Ce n’est sûrement pas le fruit du hasard si le premier exemple examiné ici porte sur les noces de Cana ; l’auteure revient sur le seul terme qui peut effectivement changer le sens de cet acte qui compte tant dans la définition de la personnalité profonde de Jésus.
La parabole des talents fait l’objet d’ un examen très serré sous la plume de l’auteure.. Mais ce qui me frappe personnellement, sans que ce soit une découverte, va bien au-delà de ces remarques correctives : c’est le caractère éminemment juif de toute cette littérature. L’image même de l’enfouissement du talent se trouve dans la littérature midrachique où il est question d’une comparaison avec la personne du Juste qui sort de terre, tout habillé comme le fruit que l’on récolte… C’est l’acte de faire fructifier qui est à l’œuvre ici.

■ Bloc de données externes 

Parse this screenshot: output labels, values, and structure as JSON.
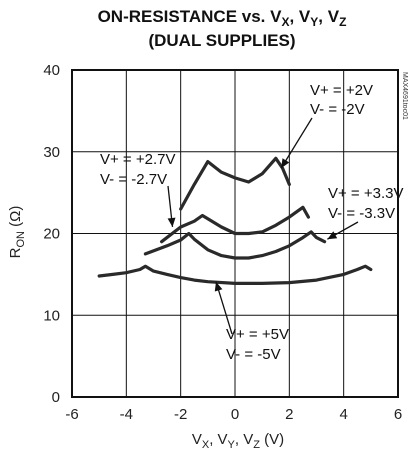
{
  "chart_data": {
    "type": "line",
    "title": "ON-RESISTANCE vs. V",
    "title_parts": {
      "sub_x": "X",
      "sep1": ", V",
      "sub_y": "Y",
      "sep2": ", V",
      "sub_z": "Z"
    },
    "subtitle": "(DUAL SUPPLIES)",
    "xlabel_parts": {
      "v1": "V",
      "s1": "X",
      "c1": ", V",
      "s2": "Y",
      "c2": ", V",
      "s3": "Z",
      "unit": " (V)"
    },
    "ylabel_parts": {
      "r": "R",
      "sub": "ON",
      "unit": " (Ω)"
    },
    "xlim": [
      -6,
      6
    ],
    "ylim": [
      0,
      40
    ],
    "xticks": [
      "-6",
      "-4",
      "-2",
      "0",
      "2",
      "4",
      "6"
    ],
    "yticks": [
      "0",
      "10",
      "20",
      "30",
      "40"
    ],
    "grid": true,
    "watermark": "MAX4691toc01",
    "series": [
      {
        "supply": [
          "V+ = +2V",
          "V- = -2V"
        ],
        "x": [
          -2.0,
          -1.5,
          -1.0,
          -0.5,
          0.0,
          0.5,
          1.0,
          1.5,
          1.75,
          2.0
        ],
        "y": [
          23.0,
          26.0,
          28.8,
          27.5,
          26.8,
          26.3,
          27.3,
          29.2,
          28.0,
          26.0
        ]
      },
      {
        "supply": [
          "V+ = +2.7V",
          "V- = -2.7V"
        ],
        "x": [
          -2.7,
          -2.0,
          -1.5,
          -1.2,
          -1.0,
          -0.5,
          0.0,
          0.5,
          1.0,
          1.5,
          2.0,
          2.5,
          2.7
        ],
        "y": [
          19.0,
          20.8,
          21.5,
          22.2,
          21.8,
          20.8,
          20.0,
          20.0,
          20.2,
          21.0,
          22.0,
          23.2,
          22.0
        ]
      },
      {
        "supply": [
          "V+ = +3.3V",
          "V- = -3.3V"
        ],
        "x": [
          -3.3,
          -2.5,
          -2.0,
          -1.7,
          -1.5,
          -1.0,
          -0.5,
          0.0,
          0.5,
          1.0,
          1.5,
          2.0,
          2.5,
          2.8,
          3.0,
          3.3
        ],
        "y": [
          17.5,
          18.5,
          19.2,
          20.0,
          19.3,
          18.0,
          17.3,
          17.0,
          17.0,
          17.3,
          17.8,
          18.5,
          19.5,
          20.2,
          19.5,
          19.0
        ]
      },
      {
        "supply": [
          "V+ = +5V",
          "V- = -5V"
        ],
        "x": [
          -5.0,
          -4.5,
          -4.0,
          -3.5,
          -3.3,
          -3.0,
          -2.5,
          -2.0,
          -1.5,
          -1.0,
          0.0,
          1.0,
          2.0,
          3.0,
          4.0,
          4.5,
          4.8,
          5.0
        ],
        "y": [
          14.8,
          15.0,
          15.2,
          15.6,
          16.0,
          15.4,
          15.0,
          14.6,
          14.3,
          14.1,
          13.9,
          13.9,
          14.0,
          14.3,
          15.0,
          15.6,
          16.0,
          15.6
        ]
      }
    ],
    "annotations": [
      {
        "lines": [
          "V+ = +2V",
          "V- = -2V"
        ],
        "arrow_to": [
          1.7,
          28.0
        ]
      },
      {
        "lines": [
          "V+ = +2.7V",
          "V- = -2.7V"
        ],
        "arrow_to": [
          -2.3,
          20.8
        ]
      },
      {
        "lines": [
          "V+ = +3.3V",
          "V- = -3.3V"
        ],
        "arrow_to": [
          3.4,
          19.3
        ]
      },
      {
        "lines": [
          "V+ = +5V",
          "V- = -5V"
        ],
        "arrow_to": [
          -0.7,
          14.1
        ]
      }
    ]
  }
}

Je suis contraint de faire bref bien que tous les exemples ici traités méritent des analyses plus substantielles. Comme c’est notamment le cas pour l’intitulé du Pater noster (Avinou shé ba-shamayim)… auquel l’auteure donne toute sa place. Comment comprendre ce domicile divin au ciel, dans cette prière ? Ne devrait-on pas, au contraire, abolir la distance entre nous et le Créateur ? Pourquoi avoir parlé d’un père céleste ? Il suffit de relire quelques versets du livre de Job pour comprendre qu’il y a là une prime à la foi naïve, à la croyance populaire. Job cherche justement à rétablir cette théodicée qui fait défaut au monde dans lequel nous vivons. Et on ne connait le fin mot de l’histoire : il n’y a pas de réponse, du moins une réponse qui soit satisfaisante et réponde vraiment à la question posée. Ce Dieu qui a créé les cieux et la terre renvoie Job à d’autres interrogations, autrement plus complexes. L’auteure a donc bien raison de questionner le texte et de souligner qu’il n’est pas question ici de toute-puissance.
Il est indéniable que la Bible hébraïque nous présente souvent la divinité sous un aspect terrifiant : la fameuse phrase d’Adam qui est apeuré fait penser à une autre phrase, tirée de la littérature prophétique : j’ai oui ton oui et j’ai pris peur (Isaïe 40 ;10)… Le Dieu biblique, version judéo-hébraïque, n’est pas qu’amour. Il existe une dialectique entre l’amour et la crainte de Dieu. Ce n’est pas le lieu ici pour développer, cela nous entrainerait trop loin. Mais Maimonide, précédé et suivi par d’autres épigones ont placé l’amour au-dessus de la crainte, sans exclure entièrement cette dernière
Dans cet ouvrage si stimulant, on découvre l’ingéniosité exégétique d’une gronde psychanalyste qui se livre à une lecture critique des Écritures. Je viens d’un autre univers, celui du commentaire philosophique et aussi, je l’avoue, de la critique biblique. Les deux démarches ne sont pas mutuellement exclusives ; toutes deux témoignent de la volonté de découvrir la vérité sur ces paroles fondatrices et qui remontent à au moins deux millénaires.. On se rend aussi compte que la parole divine dépasse, et de très loin, notre entendement. Cela me fait penser au tsimtsoum de la kabbale lourianique : l’auto contraction de l’essence divine qui laisse ainsi une place primordiale à la création afin que celle-ci puisse s’y déployer.
Une phrase à méditer : Les Écritures peuvent être aussi des lieux dangereux puisque la parole divine mal traduite peut nous manger. (…) Le disciple est nourri d’un pain qui va dévorer son âme, sa vie.